Since NFAT1 protein has a pleiotropic role in different human cell types, NFAT1 deficiency may affect various pathways in immune cells. Recently, Sharma and colleagues identified complete NFAT1 deficiency in a patient with progressive joint contractures, osteochondromas, and B-cell malignancy [3], caused by a homozygous 4-nucleotide deletion leading a premature stop codon in the NFATC2 gene. The immune phenotype of this patient was remarkable for accumulation of naive B cells, exhausted CD4 + T cells, reduced T follicular helper and CD8 + T cells, in addition to impaired cartilage cell growth and differentiation. In our patient, only CD4 + effector memory cells were increased and unlike the first identified patient, there is no soft tissue or cartilage abnormalities. The variant identified in our study is located in the calcineurin binding site and likely affects the translocation of the NFAT1 protein to the nucleus. Despite the fact that NFATC2 knockout mice model and complete NFAT1 deficiency certified the impaired regulation of chondrogenesis [3, 4], there may be residual NFAT1 function in our patient. This may be the possible explanation for the absence of profound cartilage/joint issues in the patient. Future identification of additional patients harbouring missense variants in NFATC2 will enable a more comprehensive understanding of genotype-phenotype correlations in this rare inborn error immunity.

The differentiation and effector functions of CD8 + T cells regulate by NFAT1 and NFAT2 [5] and the impaired cytotoxicity of CD8 + T cells with diminished IL-2 production have been previously shown in the studies by Klein-Hessling and our own data [6, 7]. We consider that the decreased killing activity is the possible cause of the EBV-associated lymphoproliferation in our patient. In contrast to cytotoxic T lymphocytes, NFAT1 was shown as a negative regulator of NK-cell function in mice [8]. However, progressive decrease of NK-cell numbers in the patient’s follow up might had an additional effect on uncontrolled EBV-associated proliferation. Although IL-2 production via PMA/Ionomycin stimulation was diminished in our patient’s T cells, the activation and proliferation were intact in CD3 + T lymphocytes.
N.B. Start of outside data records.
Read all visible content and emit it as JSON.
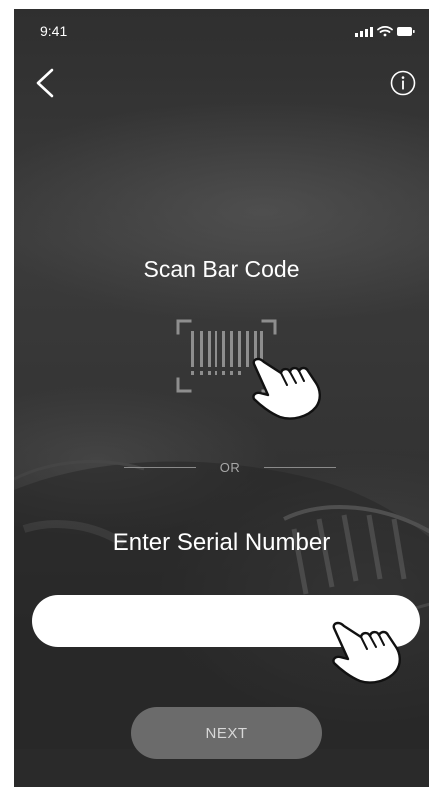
{
  "status_bar": {
    "time": "9:41",
    "icons": [
      "cellular-signal-icon",
      "wifi-icon",
      "battery-icon"
    ]
  },
  "nav": {
    "back_icon": "chevron-left-icon",
    "info_icon": "info-icon"
  },
  "scan": {
    "title": "Scan Bar Code",
    "icon": "barcode-scan-icon",
    "gesture_icon": "tap-hand-icon"
  },
  "divider": {
    "label": "OR"
  },
  "serial": {
    "title": "Enter Serial Number",
    "value": "",
    "placeholder": "",
    "gesture_icon": "tap-hand-icon"
  },
  "actions": {
    "next_label": "NEXT"
  },
  "colors": {
    "background": "#333333",
    "text": "#ffffff",
    "muted": "#a8a8a8",
    "input_bg": "#ffffff",
    "button_bg": "#6b6b6b",
    "button_text": "#d8d8d8"
  }
}
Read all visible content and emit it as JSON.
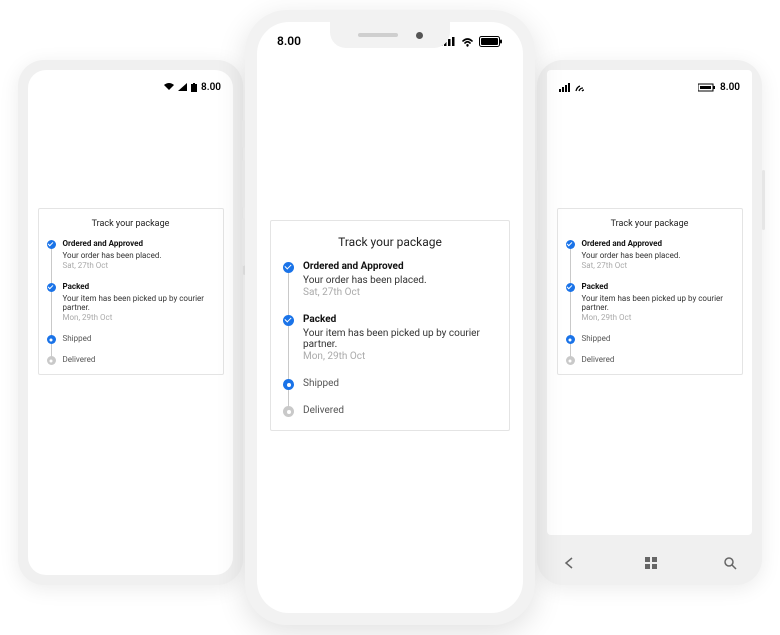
{
  "status": {
    "time": "8.00"
  },
  "card": {
    "title": "Track your package",
    "steps": [
      {
        "status": "done",
        "title": "Ordered and Approved",
        "desc": "Your order has been placed.",
        "date": "Sat, 27th Oct"
      },
      {
        "status": "done",
        "title": "Packed",
        "desc": "Your item has been picked up by courier partner.",
        "date": "Mon, 29th Oct"
      },
      {
        "status": "current",
        "title": "Shipped"
      },
      {
        "status": "pending",
        "title": "Delivered"
      }
    ]
  }
}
We think that these mechanisms could be compensated by NFAT2 [9] or an IL-2 and NFAT independent manner induced by CD28 stimulation [10]. In murine models, NFATC2 knockout (KO) CD4 + CD252 ‘conventional’ T cells displayed increased proliferation after CD3 stimulation [11]. In the same study, generalized lymphadenopathy and B-cell malignancies were developed in NFATC2 KO mice which may explain uncontrolled B cell lymphoproliferation in our patient. Unfortunately, we could not perform detailed functional tests for impaired B-cell development and differentiation due to progressive loss of B lymphocytes after rituximab treatment, and similarly, the allogenic HSCT prevent us from being able to characterize the T-cell compartment in further depth. Notably, although the phenotype of the patient in our study is suggestive that the NFATC2 lesion may be causative for the observed phenotype, the lack of additional primary patient material made it impossible to demonstrate causality of the NFATC2 for the observed clinical and immunological phenotype in a strict sense accordingly to outlined criteria by distinguished investigators in the field [12].
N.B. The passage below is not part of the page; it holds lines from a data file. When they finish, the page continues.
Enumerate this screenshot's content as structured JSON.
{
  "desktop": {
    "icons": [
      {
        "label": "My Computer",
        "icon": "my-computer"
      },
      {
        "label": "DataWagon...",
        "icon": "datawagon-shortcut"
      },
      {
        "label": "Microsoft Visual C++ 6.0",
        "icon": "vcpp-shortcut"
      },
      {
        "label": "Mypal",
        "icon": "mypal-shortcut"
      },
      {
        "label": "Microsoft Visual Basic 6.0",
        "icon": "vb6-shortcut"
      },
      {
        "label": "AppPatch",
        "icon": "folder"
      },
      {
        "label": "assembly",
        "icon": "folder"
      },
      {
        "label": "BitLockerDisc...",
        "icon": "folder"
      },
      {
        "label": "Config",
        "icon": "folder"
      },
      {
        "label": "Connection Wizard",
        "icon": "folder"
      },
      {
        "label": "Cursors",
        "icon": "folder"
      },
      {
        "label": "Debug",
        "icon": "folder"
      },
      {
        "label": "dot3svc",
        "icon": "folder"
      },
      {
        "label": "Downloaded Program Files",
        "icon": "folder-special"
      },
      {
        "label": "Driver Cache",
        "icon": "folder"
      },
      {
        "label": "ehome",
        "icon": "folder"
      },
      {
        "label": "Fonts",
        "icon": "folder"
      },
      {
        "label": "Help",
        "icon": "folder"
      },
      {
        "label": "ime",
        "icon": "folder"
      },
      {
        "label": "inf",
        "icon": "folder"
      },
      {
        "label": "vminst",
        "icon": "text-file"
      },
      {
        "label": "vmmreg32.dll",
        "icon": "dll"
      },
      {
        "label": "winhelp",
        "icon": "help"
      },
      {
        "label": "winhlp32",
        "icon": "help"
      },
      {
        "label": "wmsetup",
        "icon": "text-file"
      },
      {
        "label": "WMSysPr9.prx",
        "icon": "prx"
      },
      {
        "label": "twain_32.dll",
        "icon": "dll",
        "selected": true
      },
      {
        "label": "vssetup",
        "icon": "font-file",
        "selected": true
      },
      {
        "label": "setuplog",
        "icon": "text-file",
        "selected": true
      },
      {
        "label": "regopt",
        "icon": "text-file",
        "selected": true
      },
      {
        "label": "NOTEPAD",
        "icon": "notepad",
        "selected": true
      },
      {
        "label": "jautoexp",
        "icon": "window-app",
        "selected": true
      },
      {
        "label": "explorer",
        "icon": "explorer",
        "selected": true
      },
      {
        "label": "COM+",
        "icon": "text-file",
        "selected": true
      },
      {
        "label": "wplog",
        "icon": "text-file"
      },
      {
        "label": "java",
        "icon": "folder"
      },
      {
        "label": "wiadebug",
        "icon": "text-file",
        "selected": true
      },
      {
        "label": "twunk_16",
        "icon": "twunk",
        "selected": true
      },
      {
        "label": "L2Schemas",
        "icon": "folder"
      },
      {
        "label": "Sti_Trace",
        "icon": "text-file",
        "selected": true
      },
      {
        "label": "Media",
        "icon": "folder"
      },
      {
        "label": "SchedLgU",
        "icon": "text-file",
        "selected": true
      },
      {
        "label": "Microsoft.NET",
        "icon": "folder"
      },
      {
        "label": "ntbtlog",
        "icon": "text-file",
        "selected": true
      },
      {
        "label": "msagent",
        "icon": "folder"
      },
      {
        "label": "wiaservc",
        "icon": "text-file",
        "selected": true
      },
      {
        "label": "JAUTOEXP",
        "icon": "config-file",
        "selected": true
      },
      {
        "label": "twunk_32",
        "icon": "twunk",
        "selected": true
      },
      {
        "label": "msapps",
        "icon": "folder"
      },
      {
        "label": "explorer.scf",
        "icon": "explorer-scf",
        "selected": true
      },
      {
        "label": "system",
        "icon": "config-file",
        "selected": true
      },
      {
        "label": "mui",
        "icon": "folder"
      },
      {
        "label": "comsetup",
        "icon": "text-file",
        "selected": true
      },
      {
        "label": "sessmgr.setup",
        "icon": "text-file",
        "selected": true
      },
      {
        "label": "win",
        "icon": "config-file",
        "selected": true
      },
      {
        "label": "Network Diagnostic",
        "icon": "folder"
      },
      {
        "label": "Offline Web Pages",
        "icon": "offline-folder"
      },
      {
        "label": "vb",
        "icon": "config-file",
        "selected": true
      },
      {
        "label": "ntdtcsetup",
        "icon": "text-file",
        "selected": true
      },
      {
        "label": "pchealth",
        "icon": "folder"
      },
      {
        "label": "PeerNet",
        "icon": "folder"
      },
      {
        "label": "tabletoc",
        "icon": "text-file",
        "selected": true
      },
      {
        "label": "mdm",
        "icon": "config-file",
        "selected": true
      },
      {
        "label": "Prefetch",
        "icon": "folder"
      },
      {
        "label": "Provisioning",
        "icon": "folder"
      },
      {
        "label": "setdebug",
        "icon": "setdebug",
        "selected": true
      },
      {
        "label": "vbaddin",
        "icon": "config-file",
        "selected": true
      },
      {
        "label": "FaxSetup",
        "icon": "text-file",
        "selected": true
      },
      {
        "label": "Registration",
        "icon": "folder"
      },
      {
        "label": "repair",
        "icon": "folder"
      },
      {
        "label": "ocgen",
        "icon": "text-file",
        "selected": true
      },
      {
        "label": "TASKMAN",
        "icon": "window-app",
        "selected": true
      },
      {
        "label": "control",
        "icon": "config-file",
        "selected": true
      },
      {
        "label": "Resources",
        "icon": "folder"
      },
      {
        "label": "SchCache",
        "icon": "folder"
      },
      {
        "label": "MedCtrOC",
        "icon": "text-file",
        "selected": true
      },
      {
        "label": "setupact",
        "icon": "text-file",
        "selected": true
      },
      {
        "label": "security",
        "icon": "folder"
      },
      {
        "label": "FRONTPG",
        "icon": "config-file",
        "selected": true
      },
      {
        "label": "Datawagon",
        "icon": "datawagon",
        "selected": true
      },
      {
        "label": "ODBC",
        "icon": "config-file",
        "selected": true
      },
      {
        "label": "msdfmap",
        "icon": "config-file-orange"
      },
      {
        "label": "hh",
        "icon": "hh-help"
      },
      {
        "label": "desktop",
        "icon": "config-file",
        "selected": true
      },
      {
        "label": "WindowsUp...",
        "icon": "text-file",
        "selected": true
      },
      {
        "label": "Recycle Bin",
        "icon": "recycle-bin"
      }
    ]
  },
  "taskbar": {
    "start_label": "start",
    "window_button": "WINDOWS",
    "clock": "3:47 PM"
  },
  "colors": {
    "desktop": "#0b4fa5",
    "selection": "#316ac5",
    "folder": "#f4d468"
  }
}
In conclusion, we may have identified an additional patient with an inborn error of immunity linked to a genetic defect in NFATC2. We speculated that, similar to other IEIs, NFAT1 deficiency may present with a spectrum of clinical phenotypes, since NFAT family proteins play different key roles in immune system and the types of the variants may affect the immune mechanisms in different ways cause diverse phenotypes. Hence, several NFAT family variants such as in NFATC1, NFATC2 and NFAT5 genes have been identified with different inborn errors of immunity [3, 7, 13]. Since only two patients have been identified with NFAT1 deficiency so far, more patients with longer follow up are needed to elucidate this rare inborn error of immunity. In addition, HSCT may be considered as a therapeutic strategy since successful immune reconstitution was established with the control of hypogammaglobulinemia and EBV infection in our patient.